Collaborating partners
- University of Ljubljana, Faculty of Computer and Information Science
- DFG CONSULTING informacijski sistemi d.o.o.
Funding
- ARRS (L2-6765)
Researchers
Project overview
We live in the era of information abundance. However, rather than quantity, the central concern is becoming the quality and credibility of the acquired data. This is especially true for visual information databases. Although the field of computer vision has achieved a significant progress recently, the methods for automatic image interpretation are still not sufficiently reliable for fully autonomous annotation and maintenance of image and video databases (e.g. databases of detected objects). On the other hand, manual annotation of video sequences with relevant objects is very time consuming, expensive, as well as tedious and therefore prone to errors.
In this project we aspired to combine two approaches: computer-based automation of image interpretation that is necessary for database maintenance as well as suitable introduction of a human verifier into the loop. Such combination is of central importance for developing a methodology suitable for semi-automatic maintenance of traffic signalization records, which is partially our project’s practical goal. Even the database of such records for only state roads in the Republic of Slovenia may contain more than 250.000 entries, obtained by processing image sequences along with additional information. Automation is therefore crucial for continuous maintenance of such databases.

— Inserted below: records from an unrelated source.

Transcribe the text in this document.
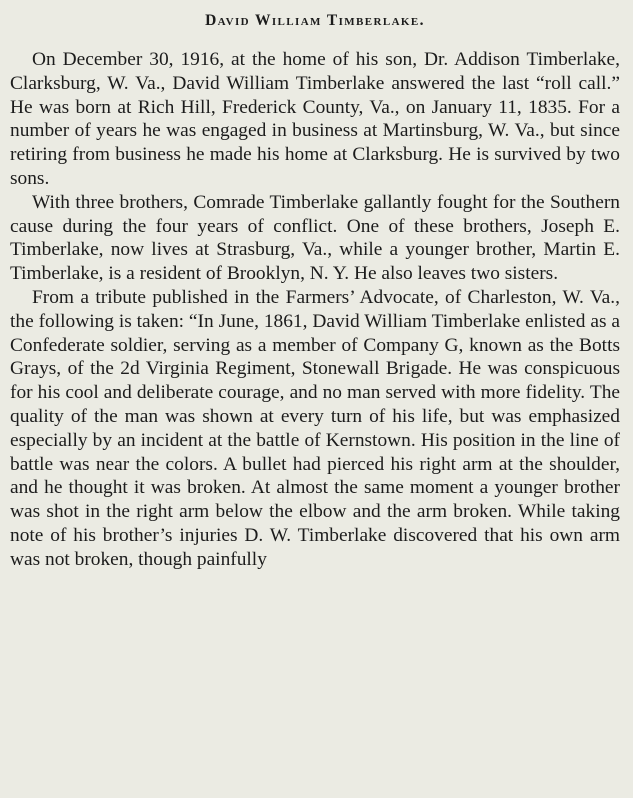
David William Timberlake.

On December 30, 1916, at the home of his son, Dr. Addison Timberlake, Clarksburg, W. Va., David William Timberlake answered the last “roll call.” He was born at Rich Hill, Frederick County, Va., on January 11, 1835. For a number of years he was engaged in business at Martinsburg, W. Va., but since retiring from business he made his home at Clarksburg. He is survived by two sons.

With three brothers, Comrade Timberlake gallantly fought for the Southern cause during the four years of conflict. One of these brothers, Joseph E. Timberlake, now lives at Strasburg, Va., while a younger brother, Martin E. Timberlake, is a resident of Brooklyn, N. Y. He also leaves two sisters.

From a tribute published in the Farmers’ Advocate, of Charleston, W. Va., the following is taken: “In June, 1861, David William Timberlake enlisted as a Confederate soldier, serving as a member of Company G, known as the Botts Grays, of the 2d Virginia Regiment, Stonewall Brigade. He was conspicuous for his cool and deliberate courage, and no man served with more fidelity. The quality of the man was shown at every turn of his life, but was emphasized especially by an incident at the battle of Kernstown. His position in the line of battle was near the colors. A bullet had pierced his right arm at the shoulder, and he thought it was broken. At almost the same moment a younger brother was shot in the right arm below the elbow and the arm broken. While taking note of his brother’s injuries D. W. Timberlake discovered that his own arm was not broken, though painfully
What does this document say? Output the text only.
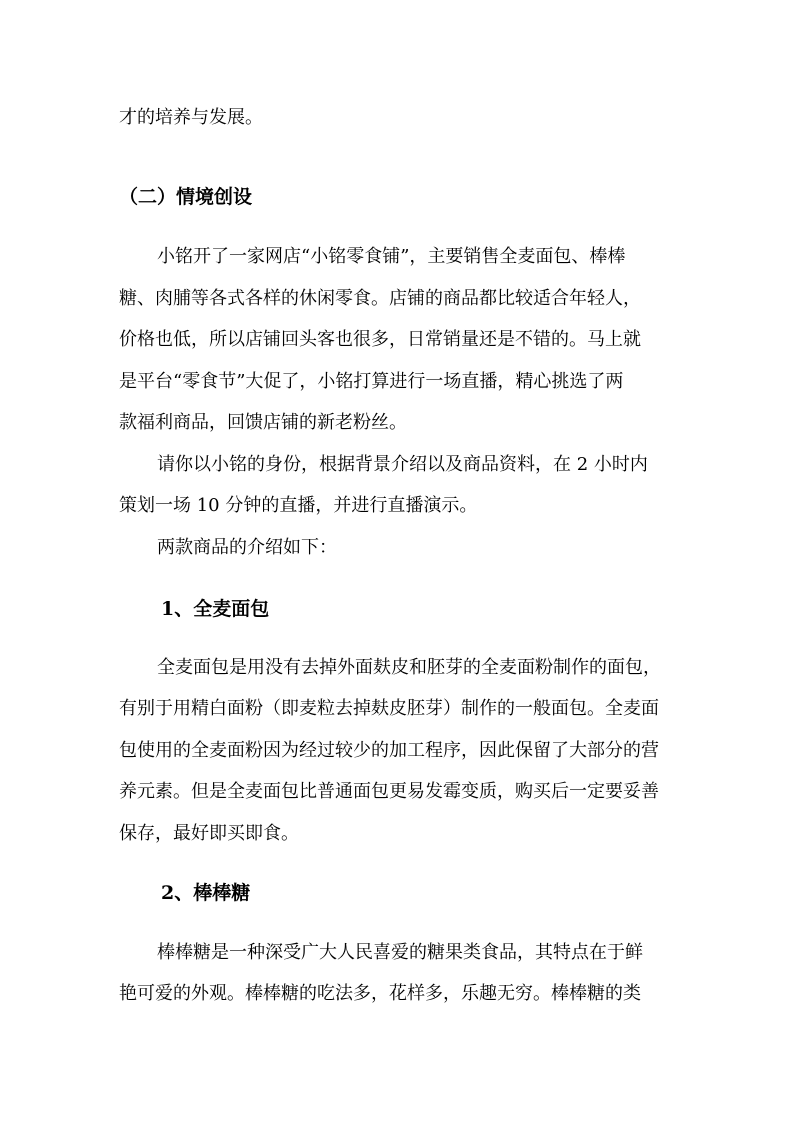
才的培养与发展。
（二）情境创设
小铭开了一家网店“小铭零食铺”，主要销售全麦面包、棒棒
糖、肉脯等各式各样的休闲零食。店铺的商品都比较适合年轻人，
价格也低，所以店铺回头客也很多，日常销量还是不错的。马上就
是平台“零食节”大促了，小铭打算进行一场直播，精心挑选了两
款福利商品，回馈店铺的新老粉丝。
请你以小铭的身份，根据背景介绍以及商品资料，在 2 小时内
策划一场 10 分钟的直播，并进行直播演示。
两款商品的介绍如下：
1、全麦面包
全麦面包是用没有去掉外面麸皮和胚芽的全麦面粉制作的面包，
有别于用精白面粉（即麦粒去掉麸皮胚芽）制作的一般面包。全麦面
包使用的全麦面粉因为经过较少的加工程序，因此保留了大部分的营
养元素。但是全麦面包比普通面包更易发霉变质，购买后一定要妥善
保存，最好即买即食。
2、棒棒糖
棒棒糖是一种深受广大人民喜爱的糖果类食品，其特点在于鲜
艳可爱的外观。棒棒糖的吃法多，花样多，乐趣无穷。棒棒糖的类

The main goal of the project was to develop a framework for semi-supervised incremental learning as well as specific methods for visual learning and recognition that will increase the quality and efficiency of large visual information databases maintenance. We developed efficient methods that address this problem. We based our research on both, hierarchical compositional models and on deep learning methods, as well as on methods that combine the best of both worlds. We also considered different kinds of context, i.e., temporal, spatial as well as semantic context, to narrow down the search area in the images to improve the recognition results. The main research contribution to science has been therefore made in the field of modelling visual information, more specifically in the development of methods for learning object representations for detection and recognition.

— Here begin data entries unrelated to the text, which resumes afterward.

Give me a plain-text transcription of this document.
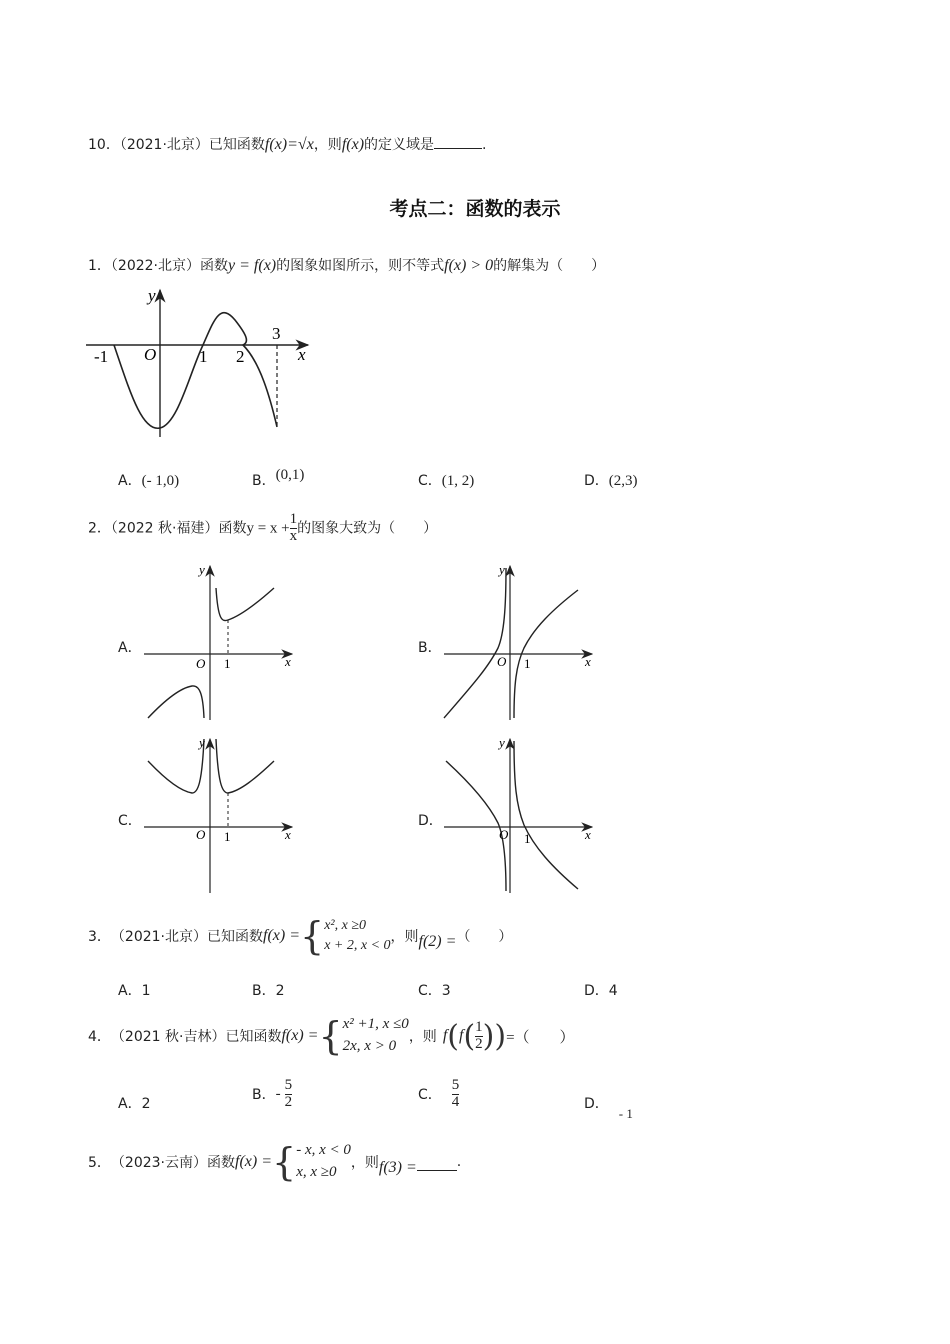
10．（2021·北京）已知函数f(x)=√x，则f(x)的定义域是	.
考点二：函数的表示
1．（2022·北京）函数y = f(x)的图象如图所示，则不等式f(x) > 0的解集为（　　）
y
x
O
-1	1 2
3
A．(- 1,0)	B．(0,1)	C．(1, 2)	D．(2,3)
2．（2022 秋·福建）函数$y = x + \frac{1}{x}$ 的图象大致为（　　）
A．
y
x
O 1
B．
y
x
O 1
C．
y
x
O 1
D．
y
x
O 1
3． （2021·北京）已知函数 f(x) = { x², x ≥0
x + 2, x < 0
，则 f(2) = （　　）
A．1	B．2	C．3	D．4
4． （2021 秋·吉林）已知函数 f(x) = { x² +1, x ≤0
2x, x > 0
，则 f ( f ( $\frac{1}{2}$ ) ) =（　　）
A．2
B． - $\frac{5}{2}$	C． $\frac{5}{4}$	D．- 1
5． （2023·云南）函数 f(x) = { - x, x < 0
x, x ≥0
，则 f(3) =	.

The developed methodology was applied to the use case of maintaining the records of traffic signalization, which is very suitable for evaluation of the developed algorithms. For this purpose we also built a comprehensive image database containing annotated traffic signs. We therefore also expect a significant contribution of our research towards improving the efficiency of traffic signalization monitoring that would in the long run significantly reduce the cost of some elements of the traffic infrastructure.